Le politiche di austerità e il taglio degli investimenti, fenomeno che in Italia è avvenuto soprattutto in danno del Mezzogiorno, stanno aggravando la crisi invece di risolverla. Servono altre politiche con investimenti, anche nazionali oltre quelli della programmazione europea, e infrastrutture, creazione di lavoro e modernizzazione infrastrutturale dell’intero Paese (non alta velocità al Nord e binario unico al Sud). Servono una politica nazionale che si occupi di Mezzogiorno, ma anche scelte nei territori in direzione di sviluppo, innovazione e investimenti. Concentrando le risorse in pochi, selezionati, obiettivi, smettendola con la dispersione in mille rivoli della spesa, individuando una cabina di regia che torni ad occuparsi di Mezzogiorno”.
“La nostra provincia – evidenzia Oceano -, come abbiamo più volte segnalato con i nostri report, ha condizioni ancora peggiori della già disastrosa media del Mezzogiorno e paghiamo un prezzo ulteriore per l’assenza, da decenni, di una classe dirigente capace di amministrare, rappresentare, difendere questo territorio.

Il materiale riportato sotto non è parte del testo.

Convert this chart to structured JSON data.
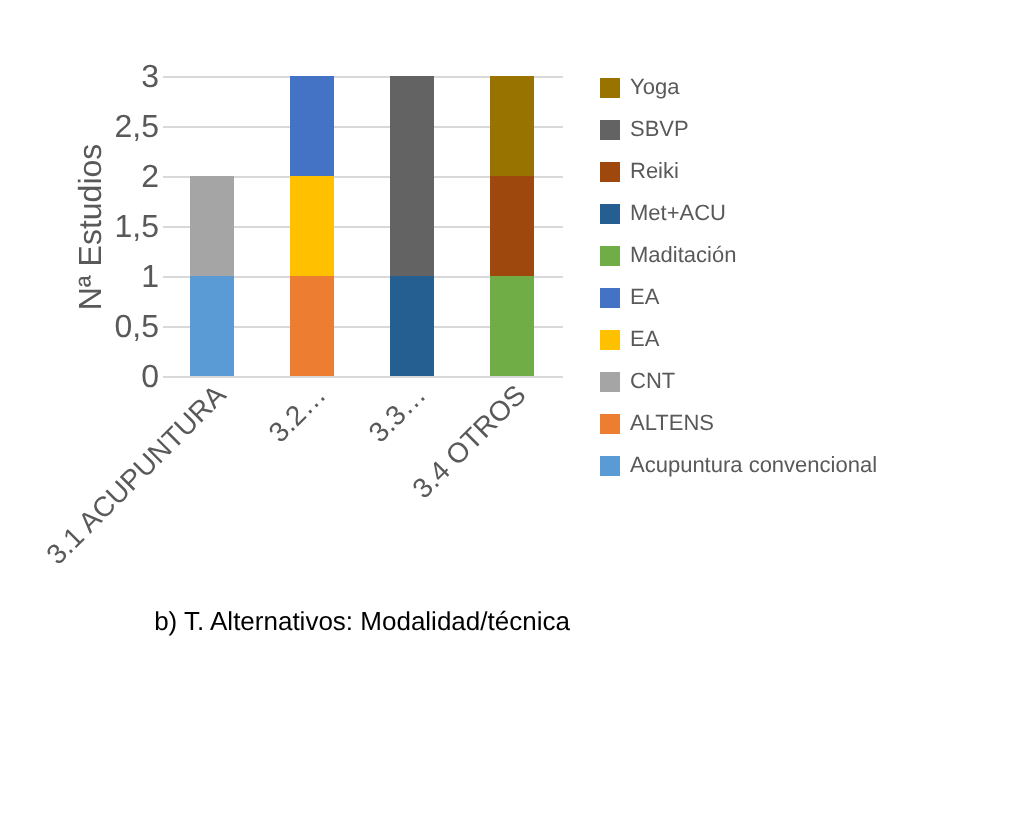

Sfruttare l’opportunità dello status di Città Metropolitana, compiere scelte in direzione della messa in valore delle potenzialità produttive e della vocazione geografica e logistica di quest’area, trarre opportunità degli investimenti privati programmati nell’area industriale di Milazzo, creare sinergie tra le istituzioni per valorizzare le nostre produzioni e creare filiere produttive, sono la via maestra che non riusciamo ancora ad imboccare.
Ci sono, però, anche esperienze importanti, come quelle che sta mettendo in campo il nuovo corso dell’Università di Messina con il Pan Lab e il Cerisi, che dimostrano come si possa fare ricerca e innovazione e costruire potenzialità di crescita economica di un territorio. Ma in questi percorsi il fattore che fa la differenza è la capacità di costruire reti, innanzitutto tra enti e amministrazioni pubbliche che costituiscono una infrastrutturazione esistente anche nei nostri territori, basti pensare alle università e ai centri di ricerca, ma anche alle amministrazioni pubbliche, per orientare le scelte e gli investimenti, mettere a disposizione le risorse disponibili, orientare, facilitare e sostenere la costituzione di reti e sinergie tra produttori.
Avere una visione e un progetto di sviluppo produttivo del territorio, mettere assieme tutti i necessari protagonisti per arrestare la discesa e iniziare la risalita, costruire e/o mettere in valore opportunità di sviluppo, essere capaci di fare sintesi delle richieste irrinunciabili del territorio nei confronti dei Governi nazionale e regionale, pur nell’unitaria arretratezza dell’intero Mezzogiorno, sono la differenza principale nella condizione di questa provincia rispetto ad altre che, nella crisi, mostrano ben altra vitalità e sono capaci di intercettare investimenti per la realizzazione di quelle infrastrutture indispensabili per lo sviluppo.
Dobbiamo ritrovare l’energia necessaria per rivendicare al Governo nazionale investimenti e infrastrutture per il Mezzogiorno e per l’Area dello Stretto di Messina, ma dobbiamo avere anche la capacità di immaginare e realizzare un nostro modello di sviluppo, rimboccandoci le maniche superando definitivamente i limiti costituiti da una economia basata soprattutto sulle rendite parassitarie e immobiliari che hanno costituito un limite importante allo sviluppo”.